Orio s’était donné beaucoup de peine pour être éloquent et tragique. Il avait grand mal aux nerfs. Il fit un effort de plus et pleura.

D’ailleurs, Orio avait parlé, à certains égards, avec la force de la vérité. Lorsqu’il avait peint une partie de ses souffrances, il s’était trouvé fort soulagé de pouvoir, sous un prétexte plausible, donner cours à ses plaintes, qui chaque jour lui devenaient plus pénibles à renfermer. Il fut donc si convaincant, qu’Argiria elle-même s’attendrit et cacha son visage dans ses deux belles mains. Argiria était, à l’insu de Soranzo et de sa tante, derrière une tapisserie, d’où elle voyait et entendait tout. Un sentiment inconnu, irrésistible, l’avait amenée là.

Pendant huit autres jours, Orio suivit Argiria comme son ombre. À l’église, à la promenade, au bal, partout elle le retrouvait attaché à ses pas, fuyant d’un air timide et soumis dès qu’elle l’apercevait, mais reparaissant aussitôt qu’elle feignait de ne plus le voir ; car, il faut bien le dire, la belle Argiria en vint bientôt à désirer qu’il ne fût pas aussi obéissant, et, pour ne pas le mettre en fuite, elle eut soin de ne plus le regarder.

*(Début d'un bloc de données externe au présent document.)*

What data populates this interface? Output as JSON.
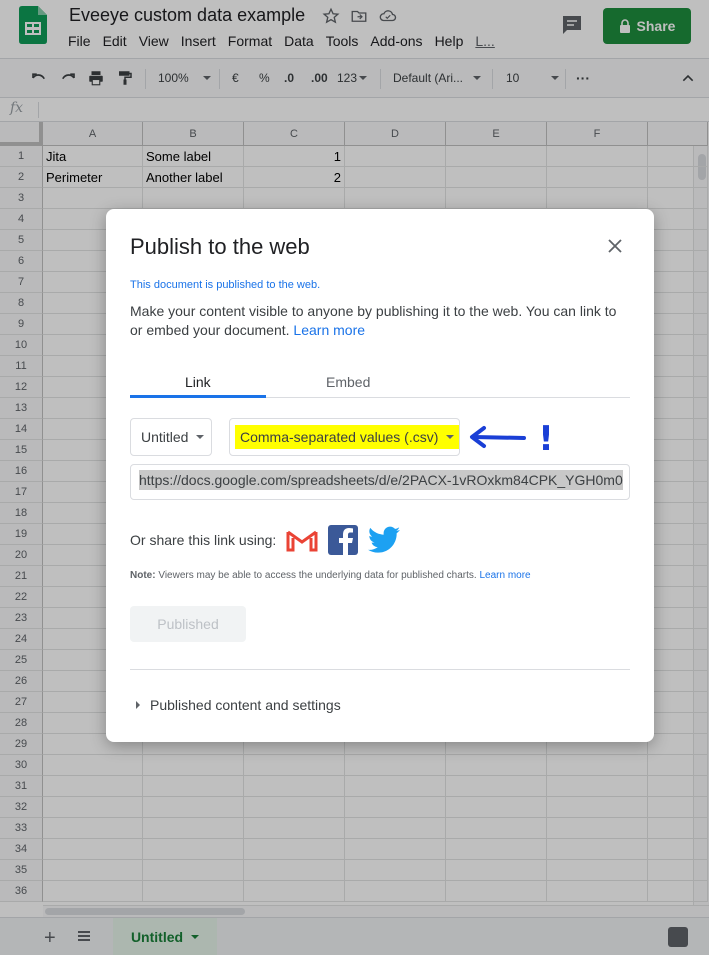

Comment eût-elle pu s’irriter de cette conduite ? Orio avait toujours un air si naturel avec ceux qui pouvaient observer ces fréquentes rencontres ! Il mettait une délicatesse si exquise à ne pas la compromettre, et un soin si assidu à lui montrer sa soumission ! Ses regards, lorsqu’elle les surprenait, avaient une expression de souffrance si amère et de passion si violente ! Argiria fut bientôt vaincue dans le fond de l’ame, et nulle autre femme n’eût résisté aussi long-temps au charme magique que cet homme savait exercer lorsque toutes les puissances de sa froide volonté se concentraient sur un seul point.